La fase 2 es como el regreso de George Bailey a Bedford Falls tras su pesadilla angelical en ¡Qué bello es vivir!. Uno pasea de nuevo por lugares que habían quedado fuera del sistema solar y no le sale más que saludar como el personaje que interpreta James Stewart a su paisaje recobrado. Hola, vieja compañía de empréstitos. Hola, andén ferroviario de San Gabriel. Hola, montañas de sal de Santa Pola. Hola, Parque del Molino del Agua de Torrevieja. Salvo cuando la carretera serpentea paralela al mar. Ante el Mediterráneo, lo confieso, uno no puede más que enmudecer. Como si guardara todas las contraseñas de nuestro sistema neuronal. Como si nunca hubiera salido de nosotros. Como si disolviera en sal el encono visceral que se ha vivido durante este periodo en España. Como si gimiera solemne con cada ola por la pérdida de tantas vidas. El Mediterráneo, desde una altura y con el sol encajonándose en el poniente, es la madre que conoce todos nuestros secretos y angustias y calla y nos deja tropezar y levantarnos hasta que necesitamos su regazo. O su consejo. O su silencio. O el rugido de un rompeolas.

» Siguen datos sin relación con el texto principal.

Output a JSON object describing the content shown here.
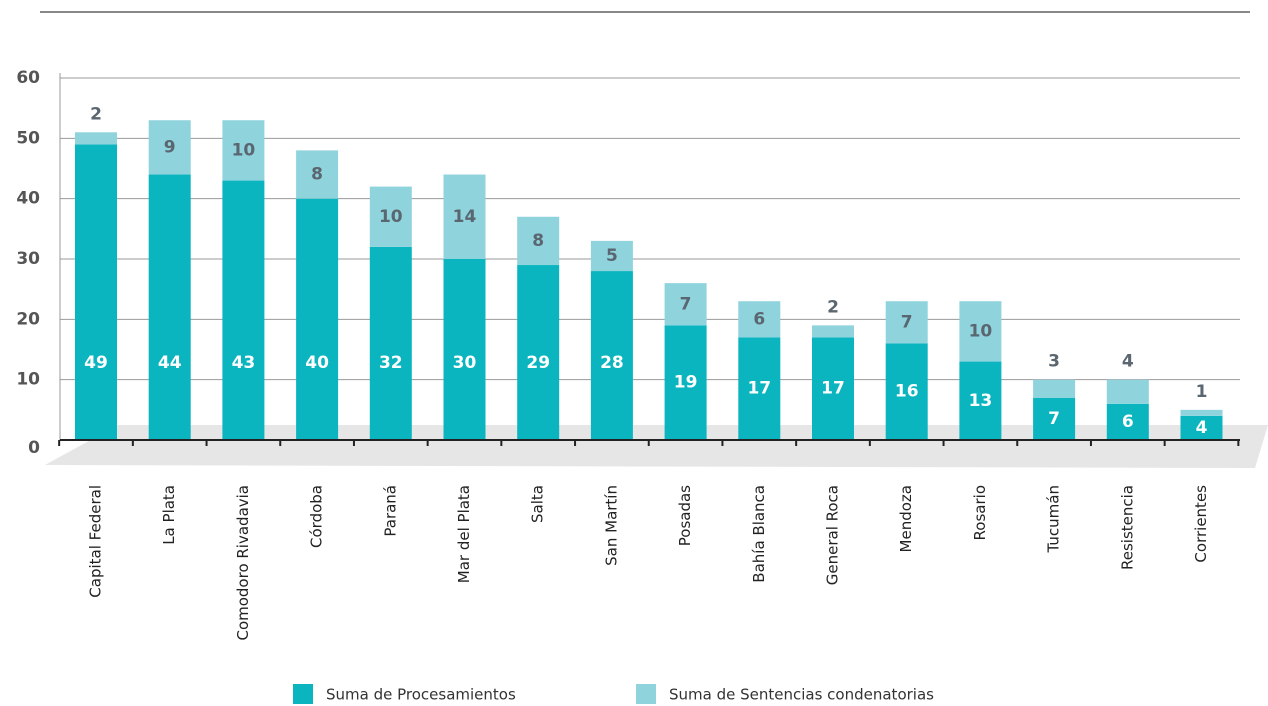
{
  "chart_data": {
    "type": "stacked_bar",
    "categories": [
      "Capital Federal",
      "La Plata",
      "Comodoro Rivadavia",
      "Córdoba",
      "Paraná",
      "Mar del Plata",
      "Salta",
      "San Martín",
      "Posadas",
      "Bahía Blanca",
      "General Roca",
      "Mendoza",
      "Rosario",
      "Tucumán",
      "Resistencia",
      "Corrientes"
    ],
    "series": [
      {
        "name": "Suma de Procesamientos",
        "color": "#0ab5c0",
        "values": [
          49,
          44,
          43,
          40,
          32,
          30,
          29,
          28,
          19,
          17,
          17,
          16,
          13,
          7,
          6,
          4
        ]
      },
      {
        "name": "Suma de Sentencias condenatorias",
        "color": "#8fd3dd",
        "values": [
          2,
          9,
          10,
          8,
          10,
          14,
          8,
          5,
          7,
          6,
          2,
          7,
          10,
          3,
          4,
          1
        ]
      }
    ],
    "ylim": [
      0,
      60
    ],
    "yticks": [
      0,
      10,
      20,
      30,
      40,
      50,
      60
    ],
    "grid": true
  }
}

Otra cosa son las playas, que no tienen nada que ver con el mar. Uno comprueba, ante la progresiva desescalada, que playas, hoteles y bares son la esencia de un país que demuestra que quiere estar permanentemente en fuga. Parece lógico que durante un prolongado y forzoso confinamiento, no se piense en otra cosa más que en escapar de las cuatro paredes del cuarto, de la casa, de la oficina o del término municipal. Y es incluso comprensible que las administraciones activen la que es, se ha constatado, la industria más poderosa de este país, el turismo. La vida en la calle. La socialización y la vitamina D. Y más, a las puertas de un verano que aterriza, como canta Fito Cabrales, después de un invierno malo, de una mala primavera. Supongo que tras aplanar la curva sanitaria, toca foguear la económica. Y con la mayor celeridad posible.
Sin embargo, surgen dos problemas a este planteamiento. El primero consiste en pedir prudencia en plena desbandada. O, más exactamente, acatar la petición de que seamos conscientes de que al despertar, el dinosaurio continúa estando ahí. Nos corresponde a la ciudadanía, a todos, relajar nuestras costumbres y tradiciones, apartarnos de ese conservadurismo obsesivo-compulsivo de retomar cuanto antes lo que otros quieren cambiar. Somos un país que progresa por decreto, casi nunca por propia voluntad. Pero ahora nos corresponde engancharnos a un viento nuevo, con un rumbo desconocido, en el que no siempre podremos jugar a las palas a nuestro antojo, bailar en las verbenas de la urbanización o reunirnos para un botellón en un descampado de Tomelloso. Toca mascarilla, cuidado y distancia. La verdadera rebelión es amoldarnos a algo diferente.
El segundo problema es más peliagudo. Durante este periodo excepcional, la clase política, especialmente en los picos jerárquicos, se ha comportado mandan otros cánones. Cada cual el suyo, pero, mayoritariamente, lejos del que impone la vocación de servicio público. Y ante el lento fundido de los barrotes, vuelven a la prisa, a lo propio y a la inmediata legislatura. Nunca se ha demostrado más evidente que las instituciones deben usar catalejo. Blindar lo imprescindible. Renovar nuestras fuentes de ingresos, apostar por otra industria, repensar el asfalto. Adaptarse y, si es posible, anticiparse, a lo que sea que nos encontremos este otoño. Y en adelante, por los siglos de los siglos. Si no, volveremos a caer en las garras del implacable señor Potter. Y nuestro Bedford Falls particular, ese espacio en el que acolchamos nuestro confort, volverá a expulsarnos y se transformará, otra vez, en la infernal Pottersville.